While a previous analysis showed that the Ga-68-PSMA PET had little effect on SRT decisions, and no patients were upgraded from incurable to potentially curable, this larger, more detailed study indicates that about 1 in 5 patients can be upgraded, and 1 in 6 can be spared SRT. This would seem to justify the cost. UCLA charges $2650 for recurrent (and high risk) patients. NIH is recruiting recurrent and high risk patients for an improved PSMA-based PET scan (called DCFPyL) that  is free (and transportation to Washington D.C. is covered as well).

PSMA PET finds more cancer than Axumin

A PSMA PET scan (Ga-68-PSMA-11) detected more sites of cancer than an Axumin PET scan in the same recurrent patients. This prospective clinical trial was  conducted among 50 men at UCLA in 2018. All men had post-prostatectomy PSA from 0.2- 2.0 ng/ml.  The Calais et al. findings are summarized in the following table:

	Ga-68-PSMA-11	Axumin
Detected - % of patients	56%	26%
Prostate bed	14%	18%
Pelvic lymph nodes	38%	8%
Extra-pelvic lesions	16%	0%

The two scans performed equally well at detecting recurrence in the prostate bed, but the PSMA PET scan was able to detect more cancerous pelvic lymph nodes and non-regional metastases. The surprising result is that more recurrences are attributable to pelvic lymph nodes (stage N1) or to extra-pelvic metastases (stage M) than to cancer in the prostate bed. If this is true of all recurrent men, it indicates that salvage whole pelvic radiation is usually preferred over salvage prostate bed radiation. We saw (see this link) that salvage whole pelvic radiation improved progression-free survival compared to salvage prostate bed-only radiation. But in that SPPORT trial, the authors noted that the improvement did not hold up at low PSAs. Even the best PSMA PET/MRI has a tumor size detection limit of about 4 mm. If cancer in the pelvic lymph nodes is still curable, it may be necessary to treat cancer while it is still undetectable.

The detection rate by PSA was as follows, but is based on small numbers of patients in each PSA group. The differences in the detection rates are statistically significant for PSAs over 0.5:

PSA (ng/ml)	Ga-68-PSMA-11	Axumin
0.2-0.5 (n=26)	46%	27%
0.51-1.00 (n=18)	67%	28%
1.01-2.00 (n=6)	67%	17%

The other PSMA-based PET scan, DCFPyL, has completed recruiting.

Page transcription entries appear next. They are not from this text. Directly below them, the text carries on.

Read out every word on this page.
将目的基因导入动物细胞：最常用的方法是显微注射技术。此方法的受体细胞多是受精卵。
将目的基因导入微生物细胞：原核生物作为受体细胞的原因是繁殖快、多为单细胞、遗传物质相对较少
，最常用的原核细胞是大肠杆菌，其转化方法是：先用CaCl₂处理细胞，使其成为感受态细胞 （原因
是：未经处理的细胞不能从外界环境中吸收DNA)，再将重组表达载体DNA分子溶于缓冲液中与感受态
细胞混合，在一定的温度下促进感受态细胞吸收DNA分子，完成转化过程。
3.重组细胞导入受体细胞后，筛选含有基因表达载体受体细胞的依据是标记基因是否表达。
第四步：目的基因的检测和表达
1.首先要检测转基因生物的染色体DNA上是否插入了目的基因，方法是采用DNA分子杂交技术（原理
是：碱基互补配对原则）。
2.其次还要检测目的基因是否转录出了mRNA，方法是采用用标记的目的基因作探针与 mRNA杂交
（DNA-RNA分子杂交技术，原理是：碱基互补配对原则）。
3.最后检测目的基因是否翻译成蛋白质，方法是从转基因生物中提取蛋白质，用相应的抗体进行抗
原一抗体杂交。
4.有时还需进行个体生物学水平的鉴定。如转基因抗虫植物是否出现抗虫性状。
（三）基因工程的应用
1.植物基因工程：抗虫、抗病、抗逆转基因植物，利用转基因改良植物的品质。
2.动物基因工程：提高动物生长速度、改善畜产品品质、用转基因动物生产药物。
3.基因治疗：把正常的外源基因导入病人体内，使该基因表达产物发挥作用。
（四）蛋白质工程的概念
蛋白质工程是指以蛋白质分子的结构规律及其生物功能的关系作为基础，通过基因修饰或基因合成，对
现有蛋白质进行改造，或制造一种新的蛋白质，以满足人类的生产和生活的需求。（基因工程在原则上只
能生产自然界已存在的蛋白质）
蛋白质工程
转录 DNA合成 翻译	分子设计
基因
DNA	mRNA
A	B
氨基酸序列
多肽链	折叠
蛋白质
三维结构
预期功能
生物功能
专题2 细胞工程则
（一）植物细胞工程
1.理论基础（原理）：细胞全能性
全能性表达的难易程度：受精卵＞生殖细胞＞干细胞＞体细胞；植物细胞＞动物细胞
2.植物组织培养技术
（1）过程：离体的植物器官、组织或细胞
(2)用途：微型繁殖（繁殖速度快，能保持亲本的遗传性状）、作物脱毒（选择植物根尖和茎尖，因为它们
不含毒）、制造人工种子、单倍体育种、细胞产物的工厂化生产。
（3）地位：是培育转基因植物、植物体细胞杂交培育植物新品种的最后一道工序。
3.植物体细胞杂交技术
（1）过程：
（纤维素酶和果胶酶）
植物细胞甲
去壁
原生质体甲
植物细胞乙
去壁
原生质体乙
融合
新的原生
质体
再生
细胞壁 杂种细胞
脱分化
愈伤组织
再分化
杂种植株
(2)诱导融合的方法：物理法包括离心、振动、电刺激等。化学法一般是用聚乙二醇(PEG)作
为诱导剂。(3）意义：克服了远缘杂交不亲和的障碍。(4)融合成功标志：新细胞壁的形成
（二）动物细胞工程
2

(update 12/19/20) In a meta-analysis - in different patients - the detection rates were as follows:

PSA (ng/ml)	Ga-68-PSMA-11 n = 3,217 in 38 studies	Axumin n = 482 in 6 studies
0.2-0.5	45%	37%
0.51-1.00	59%	48%
1.01-2.00	80%	62%

The difference for PSAs from 1-2 ng/ml is statistically significant.

FDA has approved the Ga-68-PSMA PET/CT at UCLA and UCSF.